A series of legal skirmishes over who owns the real estate on a computer user's screen is turning into a war. A US federal court decision late last month gave a victory to online-advertising companies like the Gator Corp and WhenU Inc over the Web sites of bigger companies.
The legal wrangling involves pop-up ads that appear over a Web site without the consent of the Web-site publisher. Rather than being displayed by the site's publisher, these ads are triggered by software that resides on a user's computer.
The software enables ads to be displayed the same way instant- messaging software displays message windows over a Web page.
The software from WhenU and Gator monitors the computer's Web surfing patterns. When the user types in keystrokes or clicks on links that indicate commercial activity -- for example, completing a car form on Ford's Web site or searching for airline tickets on Expedia -- the software displays a coupon or ad on part of the computer screen. Often the ads or coupons are from a manufacturer's rival or a competing Web site.
Web site publishers and marketers have had a love-hate relationship with this technology. It is an effective marketing tool, prompting viewers to click on ads at much higher rates than typical ads, including conventional pop-up ads.

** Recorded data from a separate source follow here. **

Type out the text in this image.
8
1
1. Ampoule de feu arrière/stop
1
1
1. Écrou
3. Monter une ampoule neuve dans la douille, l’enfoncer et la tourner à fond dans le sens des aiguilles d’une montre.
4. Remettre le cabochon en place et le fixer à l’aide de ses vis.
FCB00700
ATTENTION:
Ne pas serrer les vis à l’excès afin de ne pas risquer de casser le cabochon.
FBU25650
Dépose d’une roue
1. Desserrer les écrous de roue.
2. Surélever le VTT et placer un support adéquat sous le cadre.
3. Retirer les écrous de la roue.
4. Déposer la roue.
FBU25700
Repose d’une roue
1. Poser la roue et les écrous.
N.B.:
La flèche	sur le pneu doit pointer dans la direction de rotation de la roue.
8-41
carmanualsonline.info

Lots of computer users have this software, with WhenU claiming more than 30 million active users and Gator claiming 37 million.
But for those who go through the trouble and expense of attracting users to their sites, only to have a rival snatch them away with a last-second offer, this technology is vexing and, some say, illegal.
Take WeightWatchers.com, the online unit of the dieting company Weight Watchers International.
Early last year, visitors to its Web site who had downloaded the Gator software were greeted with a pop-up offer to register for a dieting program. Some responded to the offer, only to find it that was from a rival company, DietWatch.com.
WeightWatchers sued DietWatch in federal court and settled the case last year after DietWatch agreed to stop such pop-up ads on Weight-Watchers.com.
Several other companies, including The Washington Post, The New York Times and the online merchant Overstock.com, have gone a step further, suing either Gator or WhenU directly.
These lawsuits contend that Gator and WhenU are confusing customers and unjustly enriching themselves by essentially selling advertising space on the plaintiffs' Web sites without consent.
The plaintiffs argue that such practices violate federal copyright and trademark laws. But Gator and WhenU contend that their ads are clearly labeled to avoid confusion.
Moreover, they say users have the right to modify an image on the computer screen, whether that modification is through instant- message software, e-mail windows or coupon alerts.
Opponents of Gator and WhenU won a legal victory last year, when Judge Claude Hilton of US District Court in Alexandria, Virgiana, issued a preliminary injunction against Gator, and in favor of several major publishers.
Hilton found enough evidence to support the injunction based on the plaintiffs' claim that Gator's ads violated trademark rights.
The parties settled that suit in February, but the terms were not disclosed.
Last month, however, Judge Gerald Lee of the same court ruled in favor of WhenU in a case that was similar to the case last year.